This is totally dishonest. Calvinism believes that unless one is chosen, they CANNOT believe. It can't be an issue of what they choose, but rather who God chooses. Why aren't you admitting that, and speaking about something that isn't even possible in your own theology?
LOL, can you quote one major Calvinist that describes what we believe in the same words you do. Please provide a link.
I am a Calvinist. I get to say what my theology is, not you.... LOL!!
Have you parsed the verse? I suggest it BEFORE you place foot in mouth.
Duhhhhh, you parse words, not verses. Again, you are so painfully shallow. If you know what parsing is then why that mistake? yes, I gave partial parsings of two words. Read the post. Why would I need to parse any of the words anyway? If you want them parsed, which word?

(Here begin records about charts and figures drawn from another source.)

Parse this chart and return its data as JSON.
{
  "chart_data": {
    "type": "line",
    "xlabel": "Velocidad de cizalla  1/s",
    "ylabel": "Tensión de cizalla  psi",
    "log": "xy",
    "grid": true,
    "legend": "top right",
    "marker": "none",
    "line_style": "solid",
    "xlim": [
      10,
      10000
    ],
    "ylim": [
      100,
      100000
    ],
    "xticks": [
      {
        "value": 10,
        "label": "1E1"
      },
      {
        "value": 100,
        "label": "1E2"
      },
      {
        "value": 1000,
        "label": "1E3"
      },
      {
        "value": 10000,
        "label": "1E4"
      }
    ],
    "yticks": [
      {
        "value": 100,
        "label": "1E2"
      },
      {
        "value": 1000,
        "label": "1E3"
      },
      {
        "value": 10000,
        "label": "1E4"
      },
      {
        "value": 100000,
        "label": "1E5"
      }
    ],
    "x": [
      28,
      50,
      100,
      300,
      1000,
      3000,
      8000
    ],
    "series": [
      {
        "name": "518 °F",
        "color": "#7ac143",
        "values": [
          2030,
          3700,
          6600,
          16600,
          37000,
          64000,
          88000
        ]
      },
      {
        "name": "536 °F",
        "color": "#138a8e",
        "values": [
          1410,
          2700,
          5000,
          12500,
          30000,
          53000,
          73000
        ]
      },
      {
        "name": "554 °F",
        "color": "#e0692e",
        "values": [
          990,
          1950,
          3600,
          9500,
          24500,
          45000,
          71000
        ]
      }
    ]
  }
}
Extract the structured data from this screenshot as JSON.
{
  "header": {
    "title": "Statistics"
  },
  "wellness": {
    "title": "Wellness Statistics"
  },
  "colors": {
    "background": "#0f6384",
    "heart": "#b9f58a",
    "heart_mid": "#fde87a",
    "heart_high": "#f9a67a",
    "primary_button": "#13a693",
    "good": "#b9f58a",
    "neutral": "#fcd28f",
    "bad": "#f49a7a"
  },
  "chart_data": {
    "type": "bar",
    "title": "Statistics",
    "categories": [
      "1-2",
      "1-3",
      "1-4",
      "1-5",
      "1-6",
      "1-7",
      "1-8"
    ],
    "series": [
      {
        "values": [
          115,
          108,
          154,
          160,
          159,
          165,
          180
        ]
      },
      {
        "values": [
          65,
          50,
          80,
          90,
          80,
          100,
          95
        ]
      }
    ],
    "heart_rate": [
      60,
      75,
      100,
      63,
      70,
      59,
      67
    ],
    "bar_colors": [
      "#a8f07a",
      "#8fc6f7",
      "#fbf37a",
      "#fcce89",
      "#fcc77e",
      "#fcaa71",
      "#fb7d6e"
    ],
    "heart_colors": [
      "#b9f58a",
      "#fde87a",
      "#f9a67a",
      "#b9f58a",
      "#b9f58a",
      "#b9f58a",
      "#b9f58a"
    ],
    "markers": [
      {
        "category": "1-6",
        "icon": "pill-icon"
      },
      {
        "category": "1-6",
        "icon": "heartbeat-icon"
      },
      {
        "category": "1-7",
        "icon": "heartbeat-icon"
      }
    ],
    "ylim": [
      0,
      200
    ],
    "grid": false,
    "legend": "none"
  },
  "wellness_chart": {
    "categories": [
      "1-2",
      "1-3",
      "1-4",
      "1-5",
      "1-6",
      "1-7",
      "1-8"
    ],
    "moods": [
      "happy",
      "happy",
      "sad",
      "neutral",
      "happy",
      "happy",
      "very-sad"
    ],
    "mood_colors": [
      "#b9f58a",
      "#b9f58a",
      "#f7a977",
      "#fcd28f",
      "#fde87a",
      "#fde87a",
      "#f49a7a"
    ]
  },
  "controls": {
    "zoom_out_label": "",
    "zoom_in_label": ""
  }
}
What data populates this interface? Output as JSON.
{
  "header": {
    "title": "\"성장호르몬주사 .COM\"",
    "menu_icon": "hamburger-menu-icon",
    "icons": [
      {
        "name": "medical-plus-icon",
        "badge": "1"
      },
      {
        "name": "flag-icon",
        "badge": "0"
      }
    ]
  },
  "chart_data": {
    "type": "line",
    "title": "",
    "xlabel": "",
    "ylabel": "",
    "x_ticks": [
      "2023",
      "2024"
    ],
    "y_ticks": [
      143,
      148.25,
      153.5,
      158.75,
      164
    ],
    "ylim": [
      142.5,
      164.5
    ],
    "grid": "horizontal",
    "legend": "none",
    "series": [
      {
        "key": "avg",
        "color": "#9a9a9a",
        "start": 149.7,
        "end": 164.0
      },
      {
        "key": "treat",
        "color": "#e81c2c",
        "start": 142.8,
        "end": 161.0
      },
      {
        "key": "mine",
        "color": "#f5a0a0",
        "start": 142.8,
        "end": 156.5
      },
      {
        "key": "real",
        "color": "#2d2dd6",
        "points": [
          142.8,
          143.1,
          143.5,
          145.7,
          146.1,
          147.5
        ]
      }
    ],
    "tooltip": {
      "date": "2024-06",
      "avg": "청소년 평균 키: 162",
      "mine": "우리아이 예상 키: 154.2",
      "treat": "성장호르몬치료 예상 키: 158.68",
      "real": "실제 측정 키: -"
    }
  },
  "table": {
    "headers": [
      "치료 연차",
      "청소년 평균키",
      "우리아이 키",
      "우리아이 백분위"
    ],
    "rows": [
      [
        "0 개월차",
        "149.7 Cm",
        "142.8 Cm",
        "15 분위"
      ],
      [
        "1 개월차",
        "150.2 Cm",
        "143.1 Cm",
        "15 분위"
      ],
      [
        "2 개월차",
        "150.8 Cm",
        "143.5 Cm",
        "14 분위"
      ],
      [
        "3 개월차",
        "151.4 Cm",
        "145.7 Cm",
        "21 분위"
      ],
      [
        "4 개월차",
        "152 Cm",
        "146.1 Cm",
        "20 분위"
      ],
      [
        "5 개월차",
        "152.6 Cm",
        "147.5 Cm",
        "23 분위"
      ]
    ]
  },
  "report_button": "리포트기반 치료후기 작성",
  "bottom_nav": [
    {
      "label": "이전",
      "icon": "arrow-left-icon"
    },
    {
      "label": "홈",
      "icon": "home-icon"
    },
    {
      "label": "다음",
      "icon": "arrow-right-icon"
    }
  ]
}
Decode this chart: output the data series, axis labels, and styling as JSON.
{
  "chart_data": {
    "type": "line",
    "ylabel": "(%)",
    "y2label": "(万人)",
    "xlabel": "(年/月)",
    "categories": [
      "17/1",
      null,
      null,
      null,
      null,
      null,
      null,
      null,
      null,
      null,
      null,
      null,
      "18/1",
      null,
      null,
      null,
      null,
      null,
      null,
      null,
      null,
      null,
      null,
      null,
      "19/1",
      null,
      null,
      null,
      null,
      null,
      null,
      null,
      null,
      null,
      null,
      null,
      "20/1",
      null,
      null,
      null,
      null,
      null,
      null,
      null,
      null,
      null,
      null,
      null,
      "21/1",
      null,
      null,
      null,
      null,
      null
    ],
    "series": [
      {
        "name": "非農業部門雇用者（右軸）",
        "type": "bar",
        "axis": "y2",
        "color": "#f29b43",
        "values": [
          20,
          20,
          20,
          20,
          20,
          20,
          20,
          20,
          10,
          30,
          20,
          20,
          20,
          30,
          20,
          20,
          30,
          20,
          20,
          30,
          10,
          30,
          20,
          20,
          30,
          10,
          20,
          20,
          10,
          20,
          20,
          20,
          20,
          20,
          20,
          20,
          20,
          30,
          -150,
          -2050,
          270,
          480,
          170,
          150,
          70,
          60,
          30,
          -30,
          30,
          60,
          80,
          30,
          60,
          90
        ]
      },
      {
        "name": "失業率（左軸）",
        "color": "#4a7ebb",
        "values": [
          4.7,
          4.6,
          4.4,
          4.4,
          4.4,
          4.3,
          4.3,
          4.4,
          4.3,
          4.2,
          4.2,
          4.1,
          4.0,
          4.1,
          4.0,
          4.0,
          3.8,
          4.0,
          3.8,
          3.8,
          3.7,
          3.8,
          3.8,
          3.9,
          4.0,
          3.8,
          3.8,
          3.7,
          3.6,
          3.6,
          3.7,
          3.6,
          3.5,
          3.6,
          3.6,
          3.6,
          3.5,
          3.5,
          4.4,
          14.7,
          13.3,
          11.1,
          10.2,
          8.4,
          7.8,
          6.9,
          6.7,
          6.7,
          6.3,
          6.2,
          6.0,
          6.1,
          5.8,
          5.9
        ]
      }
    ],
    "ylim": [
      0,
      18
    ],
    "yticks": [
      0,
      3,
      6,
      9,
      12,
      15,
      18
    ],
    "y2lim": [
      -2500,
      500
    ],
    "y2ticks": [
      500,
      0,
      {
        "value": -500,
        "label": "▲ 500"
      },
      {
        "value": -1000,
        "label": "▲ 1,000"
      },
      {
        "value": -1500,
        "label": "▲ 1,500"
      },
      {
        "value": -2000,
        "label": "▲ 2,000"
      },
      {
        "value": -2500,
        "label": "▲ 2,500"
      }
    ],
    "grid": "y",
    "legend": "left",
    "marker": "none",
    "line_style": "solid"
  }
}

Let me guess, if I parse every word in John 5:1, then you will want some other goose chase, then I should parse every word in 1st John. Sheesh, so shallow.
Loose translation very similar to what Peter said about Paul: "15and regard the patience of our Lord as salvation; just as also our beloved brother Paul, according to the wisdom given him, wrote to you, 16as also in all his letters, speaking in them of these things, in which are some things hard to understand, which the untaught and unstable distort, as they do also the rest of the Scriptures, to their own destruction."
So you do not want to talk about 1 John 5:1? I know this game, when you cannot talk about 1 John 5:1 jump to another verse quickly. Sheesh, how shallow.
How come so many Calvinists say that one must be regenerated in order to believe? And that Cornelius was regenerated BEFORE Peter arrived, gave the gospel, he believed and was saved?
Again the game of switch verses. In any case, the passage about Cornelius does not make any propositions about regeneration at all.
How can I "raise the bar" when dealing with you guys?
Ahm, by actually staying on topic. In your response on 1John 5:1 you have yet to present any exegesis of the text. You just switch texts.
OK, back that up with some evidence, if you can. All you guys can throw all the incendiary untruths all you want, but you cannot prove any of them.
I would go to the bother of backing it up, but I honestly feel you are not worth the time. In the very last conversation, you responded to Hedrick and made a comment that the grace that leads to faith is not limited to just the elect, then later said there is not prevenient grace at all.
Then you stoop to the really really bad argument that the word "prevenient grace" is not found in the Bible. Of course I could have replied that neither is the word "Trinity" found in the bible, yet that doctrine is true. I did not reply that way because I find you so disappointingly shallow. You do not seem to be able to respond honestly anyway.
If anyone presents an argument, you never even bother to point out any flaws in the argument. You just troll and troll and make counter claims and then ridicule. You present this shallow presentation time after time and it gets quickly old.
All it says is that those who presently believe have been born again. Nothing about being born again causing anything. That's just your fantasy.
I probably did not speak the best words to bring the greek tense down to your low level. The perfect tense of the verb "born" of God requires that the verb be understood as a past action.
Get it? Do you understand what I mean by "past action?" I guess you do not know what that means? The perfect tense of the verb also implies that the past action, has a present result. With a present participle at the beginning of the sentence ("believe") you have your present tense result.
So then, I do not know who quoted this verse, but they are right. It is the perfect verse to defend the concept of regeneration as the cause of faith.